Oil, emulsion, wood and ears (cut from Van Gogh prints) on table-top with castellated framing.
102x65x8cm
£3,800
A posthumous collaboration and reimagining of Sunflowers by Vincent Van Gogh (1888).
Scholars talk about Van Gogh’s paintings in terms of him showing the soul of nature and working people. It is curious therefore that large sections of the museum housing this legacy is designed like a soulless airport terminal full of flat-screen TVs and low value merchandise.
This contemporary curatorial contradiction continues elsewhere with technology in one form or another employed wherever one sees his work in public today. What would Vincent make of this? Being an emotional man with strong opinions about art, one theory is that it might drive him to cut off his other ear.

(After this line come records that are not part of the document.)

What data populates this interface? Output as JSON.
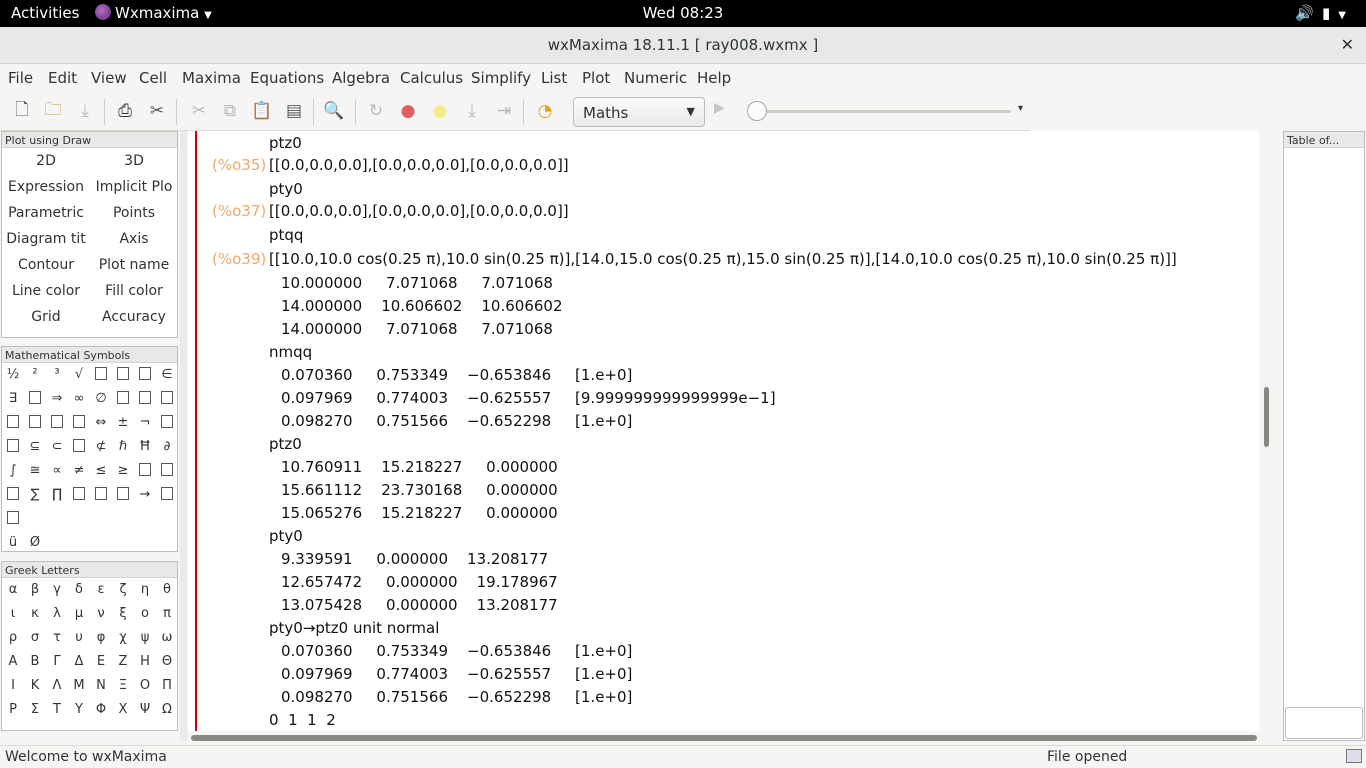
{
  "topbar": {
    "activities": "Activities",
    "app_name": "Wxmaxima",
    "clock": "Wed 08:23"
  },
  "window": {
    "title": "wxMaxima 18.11.1  [ ray008.wxmx ]"
  },
  "menu": [
    "File",
    "Edit",
    "View",
    "Cell",
    "Maxima",
    "Equations",
    "Algebra",
    "Calculus",
    "Simplify",
    "List",
    "Plot",
    "Numeric",
    "Help"
  ],
  "toolbar": {
    "cell_type": "Maths",
    "icons": [
      "new-file-icon",
      "open-file-icon",
      "save-icon",
      "print-icon",
      "settings-icon",
      "cut-icon",
      "copy-icon",
      "paste-icon",
      "copy-output-icon",
      "search-icon",
      "restart-icon",
      "interrupt-icon",
      "follow-icon",
      "step-icon",
      "skip-icon",
      "recent-icon"
    ]
  },
  "draw_panel": {
    "title": "Plot using Draw",
    "buttons": [
      "2D",
      "3D",
      "Expression",
      "Implicit Plo",
      "Parametric",
      "Points",
      "Diagram tit",
      "Axis",
      "Contour",
      "Plot name",
      "Line color",
      "Fill color",
      "Grid",
      "Accuracy"
    ]
  },
  "symbols_panel": {
    "title": "Mathematical Symbols",
    "symbols": [
      "½",
      "²",
      "³",
      "√",
      "▤",
      "▤",
      "▤",
      "∈",
      "∃",
      "▤",
      "⇒",
      "∞",
      "∅",
      "▤",
      "▤",
      "▤",
      "▤",
      "▤",
      "▤",
      "▤",
      "⇔",
      "±",
      "¬",
      "▤",
      "▤",
      "⊆",
      "⊂",
      "▤",
      "⊄",
      "ℏ",
      "Ħ",
      "∂",
      "∫",
      "≅",
      "∝",
      "≠",
      "≤",
      "≥",
      "▤",
      "▤",
      "▤",
      "∑",
      "∏",
      "▤",
      "▤",
      "▤",
      "→",
      "▤",
      "▤",
      "",
      "",
      "",
      "",
      "",
      "",
      "",
      "ü",
      "Ø"
    ]
  },
  "greek_panel": {
    "title": "Greek Letters",
    "letters": [
      "α",
      "β",
      "γ",
      "δ",
      "ε",
      "ζ",
      "η",
      "θ",
      "ι",
      "κ",
      "λ",
      "μ",
      "ν",
      "ξ",
      "ο",
      "π",
      "ρ",
      "σ",
      "τ",
      "υ",
      "φ",
      "χ",
      "ψ",
      "ω",
      "Α",
      "Β",
      "Γ",
      "Δ",
      "Ε",
      "Ζ",
      "Η",
      "Θ",
      "Ι",
      "Κ",
      "Λ",
      "Μ",
      "Ν",
      "Ξ",
      "Ο",
      "Π",
      "Ρ",
      "Σ",
      "Τ",
      "Υ",
      "Φ",
      "Χ",
      "Ψ",
      "Ω"
    ]
  },
  "worksheet": {
    "lines": [
      {
        "label": "",
        "text": "ptz0"
      },
      {
        "label": "(%o35)",
        "text": "[[0.0,0.0,0.0],[0.0,0.0,0.0],[0.0,0.0,0.0]]"
      },
      {
        "label": "",
        "text": "pty0"
      },
      {
        "label": "(%o37)",
        "text": "[[0.0,0.0,0.0],[0.0,0.0,0.0],[0.0,0.0,0.0]]"
      },
      {
        "label": "",
        "text": "ptqq"
      },
      {
        "label": "(%o39)",
        "text": "[[10.0,10.0 cos(0.25 π),10.0 sin(0.25 π)],[14.0,15.0 cos(0.25 π),15.0 sin(0.25 π)],[14.0,10.0 cos(0.25 π),10.0 sin(0.25 π)]]"
      },
      {
        "label": "",
        "text": "10.000000     7.071068     7.071068"
      },
      {
        "label": "",
        "text": "14.000000    10.606602    10.606602"
      },
      {
        "label": "",
        "text": "14.000000     7.071068     7.071068"
      },
      {
        "label": "",
        "text": "nmqq"
      },
      {
        "label": "",
        "text": "0.070360     0.753349    −0.653846     [1.e+0]"
      },
      {
        "label": "",
        "text": "0.097969     0.774003    −0.625557     [9.999999999999999e−1]"
      },
      {
        "label": "",
        "text": "0.098270     0.751566    −0.652298     [1.e+0]"
      },
      {
        "label": "",
        "text": "ptz0"
      },
      {
        "label": "",
        "text": "10.760911    15.218227     0.000000"
      },
      {
        "label": "",
        "text": "15.661112    23.730168     0.000000"
      },
      {
        "label": "",
        "text": "15.065276    15.218227     0.000000"
      },
      {
        "label": "",
        "text": "pty0"
      },
      {
        "label": "",
        "text": "9.339591     0.000000    13.208177"
      },
      {
        "label": "",
        "text": "12.657472     0.000000    19.178967"
      },
      {
        "label": "",
        "text": "13.075428     0.000000    13.208177"
      },
      {
        "label": "",
        "text": "pty0→ptz0 unit normal"
      },
      {
        "label": "",
        "text": "0.070360     0.753349    −0.653846     [1.e+0]"
      },
      {
        "label": "",
        "text": "0.097969     0.774003    −0.625557     [1.e+0]"
      },
      {
        "label": "",
        "text": "0.098270     0.751566    −0.652298     [1.e+0]"
      },
      {
        "label": "",
        "text": "0  1  1  2"
      }
    ]
  },
  "toc": {
    "title": "Table of..."
  },
  "status": {
    "left": "Welcome to wxMaxima",
    "right": "File opened"
  }
}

We will, of course, never know… but here are his, now famous Sunflowers – dead, with the last of the soul (colour) drained from them, with another opinionated artist’s name (from the ‘copy and paste generation’) scrawled over the vase, encouraging you to look at another watered-down version of Vincent’s genius through a brightly lit screen.
Whilst it is disguised as such, this is not an attack on the museum, more an observation wrapped in a joke, an object born of the curatorial critique of many modern museums who have the impossible job of trying to please everyone. In fact, the Van Gogh Museum in Amsterdam was the place that made many realise his work was truly something special by seeing it for the first time in the flesh. What are any of us but a host of contradictions?